I mostly just think of silly shit and write about it. Like the word blog. THAT is some silly shit. For a wonderful attack on the word blog, I refer you to Maddox (First blog link! "blink"? Yeah, let's go with "blink". I'm such a revolutionary!). With such a goofy word so new to our collective vocabulary, I think it would be fun add a whole slew of words and phrases into our lexicon. For instance:

Blog Cabin: Perhaps this is cyberspace's second-wave response to Internet cafes? Instead of a place you can go to get some coffee and surf the web, at Blog Cabins you can write about random shit on the 'net, and they give you pancakes or something cabiny like that.
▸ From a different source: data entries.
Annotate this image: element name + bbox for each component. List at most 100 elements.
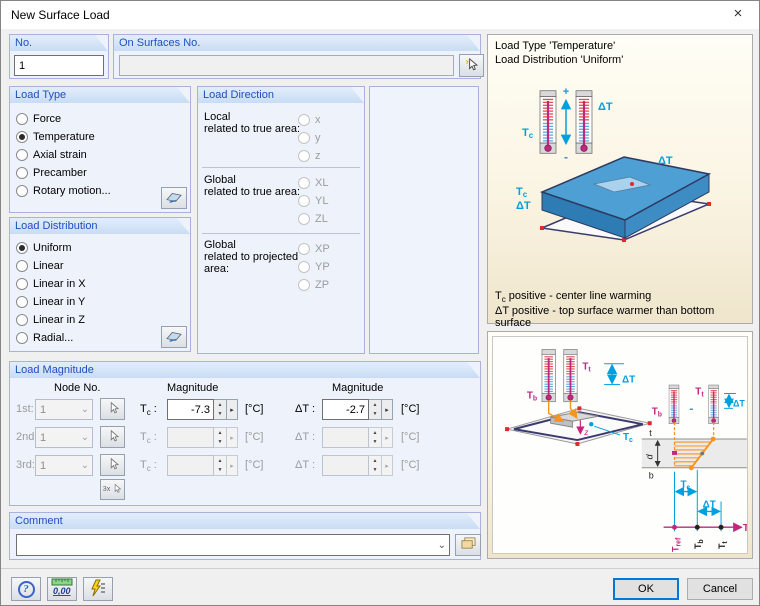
radio-label: Force — [33, 112, 62, 125]
dt-dimension-label-2: ΔT — [733, 398, 745, 408]
tc-unit-1: [°C] — [245, 403, 264, 415]
tb-point — [688, 465, 694, 471]
z-axis-label: z — [583, 428, 588, 437]
radio-label: XL — [315, 176, 329, 189]
radio-direction-yp: YP — [298, 259, 330, 274]
edit-load-type-button[interactable] — [161, 187, 187, 209]
lightning-list-icon — [89, 579, 107, 600]
dt-spin-1: -2.7 ▲ ▼ ▸ — [322, 399, 393, 420]
temperature-uniform-diagram: + - Tc ΔT ΔT Tc ΔT — [516, 86, 712, 242]
ok-button[interactable]: OK — [613, 578, 679, 600]
magnitude-header-1: Magnitude — [167, 382, 219, 394]
spinner-buttons: ▲ ▼ — [214, 427, 227, 448]
chevron-down-icon: ⌄ — [437, 539, 446, 551]
title-bar: New Surface Load × — [1, 1, 759, 29]
radio-label: y — [315, 131, 321, 144]
node-combo-1: 1 ⌄ — [35, 399, 93, 420]
radio-circle — [298, 212, 310, 225]
spin-down-icon: ▼ — [217, 439, 223, 446]
tb-axis-point — [694, 524, 700, 530]
radio-load-type-force[interactable]: Force — [16, 111, 61, 126]
radio-direction-zl: ZL — [298, 211, 328, 226]
tc-spin-2: ▲ ▼ ▸ — [167, 427, 238, 448]
radio-label: z — [315, 149, 321, 162]
temperature-definition-diagram: Tb Tt ΔT z Tc Tb - Tt ΔT t b d Tc ΔT Tre… — [505, 348, 749, 552]
pick-arrow-icon — [106, 401, 120, 418]
thermometer-icon — [539, 90, 557, 154]
group-load-direction: Load Direction Local related to true are… — [197, 86, 365, 354]
empty-parameters-panel — [369, 86, 479, 354]
radio-load-type-axial-strain[interactable]: Axial strain — [16, 147, 87, 162]
spinner-buttons: ▲ ▼ — [369, 455, 382, 476]
spinner-buttons[interactable]: ▲ ▼ — [369, 399, 382, 420]
radio-distribution-linear-z[interactable]: Linear in Z — [16, 312, 85, 327]
radio-load-type-rotary-motion[interactable]: Rotary motion... — [16, 183, 111, 198]
dt-value-input — [322, 455, 369, 476]
dt-slab-label: ΔT — [658, 155, 673, 167]
radio-label: Rotary motion... — [33, 184, 111, 197]
radio-label: Linear in Y — [33, 295, 86, 308]
comment-combo[interactable]: ⌄ — [16, 534, 450, 556]
group-load-distribution: Load Distribution Uniform Linear Linear … — [9, 217, 191, 352]
radio-label: XP — [315, 242, 330, 255]
units-ruler-icon: 0,00 — [51, 578, 73, 600]
spin-down-icon: ▼ — [217, 467, 223, 474]
radio-distribution-linear[interactable]: Linear — [16, 258, 64, 273]
radio-distribution-linear-y[interactable]: Linear in Y — [16, 294, 85, 309]
radio-direction-x: x — [298, 112, 321, 127]
radio-direction-y: y — [298, 130, 321, 145]
group-load-magnitude-header: Load Magnitude — [10, 362, 480, 378]
radio-distribution-radial[interactable]: Radial... — [16, 330, 73, 345]
radio-label: YL — [315, 194, 329, 207]
tc-value-input[interactable]: -7.3 — [167, 399, 214, 420]
spin-down-icon: ▼ — [217, 411, 223, 418]
tc-dimension-label: Tc — [680, 480, 690, 492]
edit-load-distribution-button[interactable] — [161, 326, 187, 348]
detail-arrow-button[interactable]: ▸ — [382, 399, 393, 420]
spin-down-icon: ▼ — [372, 467, 378, 474]
pick-node-button-1 — [100, 398, 125, 420]
info-panel-bottom: Tb Tt ΔT z Tc Tb - Tt ΔT t b d Tc ΔT Tre… — [487, 331, 753, 559]
pick-arrow-icon — [111, 483, 122, 497]
dt-spin-3: ▲ ▼ ▸ — [322, 455, 393, 476]
close-icon[interactable]: × — [717, 1, 759, 29]
tc-label-1: Tc : — [140, 403, 157, 418]
radio-label: Axial strain — [33, 148, 87, 161]
radio-load-type-precamber[interactable]: Precamber — [16, 165, 87, 180]
radio-distribution-linear-x[interactable]: Linear in X — [16, 276, 86, 291]
spin-up-icon: ▲ — [372, 457, 378, 464]
load-number-input[interactable]: 1 — [14, 55, 104, 76]
radio-direction-yl: YL — [298, 193, 328, 208]
center-node — [630, 182, 634, 186]
pick-node-button-2 — [100, 426, 125, 448]
note-tc-positive: Tc positive - center line warming — [495, 290, 652, 305]
tt-label: Tt — [582, 362, 591, 374]
units-settings-button[interactable]: 0,00 — [47, 577, 77, 601]
spinner-buttons[interactable]: ▲ ▼ — [214, 399, 227, 420]
radio-load-type-temperature[interactable]: Temperature — [16, 129, 95, 144]
cancel-button[interactable]: Cancel — [687, 578, 753, 600]
dt-slab-label-2: ΔT — [516, 200, 531, 212]
thermometer-icon — [668, 384, 680, 425]
tb-section-label: Tb — [652, 406, 662, 418]
node-no-header: Node No. — [54, 382, 101, 394]
pick-surfaces-button[interactable] — [459, 54, 484, 77]
mid-depth-point — [700, 451, 705, 456]
radio-circle — [298, 278, 310, 291]
radio-label: Temperature — [33, 130, 95, 143]
radio-distribution-uniform[interactable]: Uniform — [16, 240, 72, 255]
radio-direction-xp: XP — [298, 241, 330, 256]
comment-library-button[interactable] — [455, 534, 481, 556]
detail-arrow-button[interactable]: ▸ — [227, 399, 238, 420]
edit-surface-icon — [165, 329, 183, 346]
help-button[interactable]: ? — [11, 577, 41, 601]
diagram-box: Tb Tt ΔT z Tc Tb - Tt ΔT t b d Tc ΔT Tre… — [492, 336, 749, 554]
dt-value-input[interactable]: -2.7 — [322, 399, 369, 420]
radio-direction-z: z — [298, 148, 321, 163]
spin-down-icon: ▼ — [372, 411, 378, 418]
quick-parameters-button[interactable] — [83, 577, 113, 601]
surfaces-list-input[interactable] — [119, 55, 454, 76]
group-load-type: Load Type Force Temperature Axial strain… — [9, 86, 191, 213]
dt-spin-2: ▲ ▼ ▸ — [322, 427, 393, 448]
tc-center-label: Tc — [623, 432, 633, 444]
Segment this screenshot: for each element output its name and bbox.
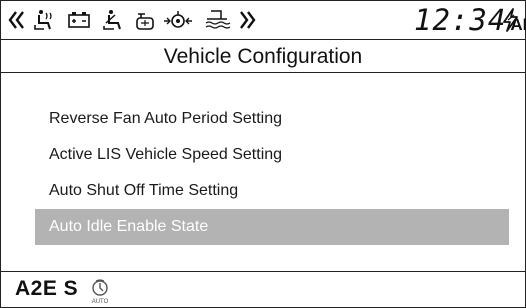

Maybe some flannel.

Bilbo Bloggins: Way back when, there was a little hairy dude who adopted the kid from Flipper and saved middle earth, AND he wrote about it online every day. He was a bloggin' Hobbit, or "Bloggit", if I may.

Blogger: Now I know what you're thinking: "Blogger is a word. It's a website! Look six inches higher!" but nonono, not that kind of blogger. This kind of Blogger is a video game, where our hero runs across the street avoiding cars so he can successfully get to the Blog Cabin where he writes about how he almost got hit by a bunch of cars. Surely this would be a very interesting blog.

Got some more? Blogswell Cogs, perhaps? Blogavad Gita, maybe? Leave 'em in the comments.

And so concludes my first blog. Rockin'.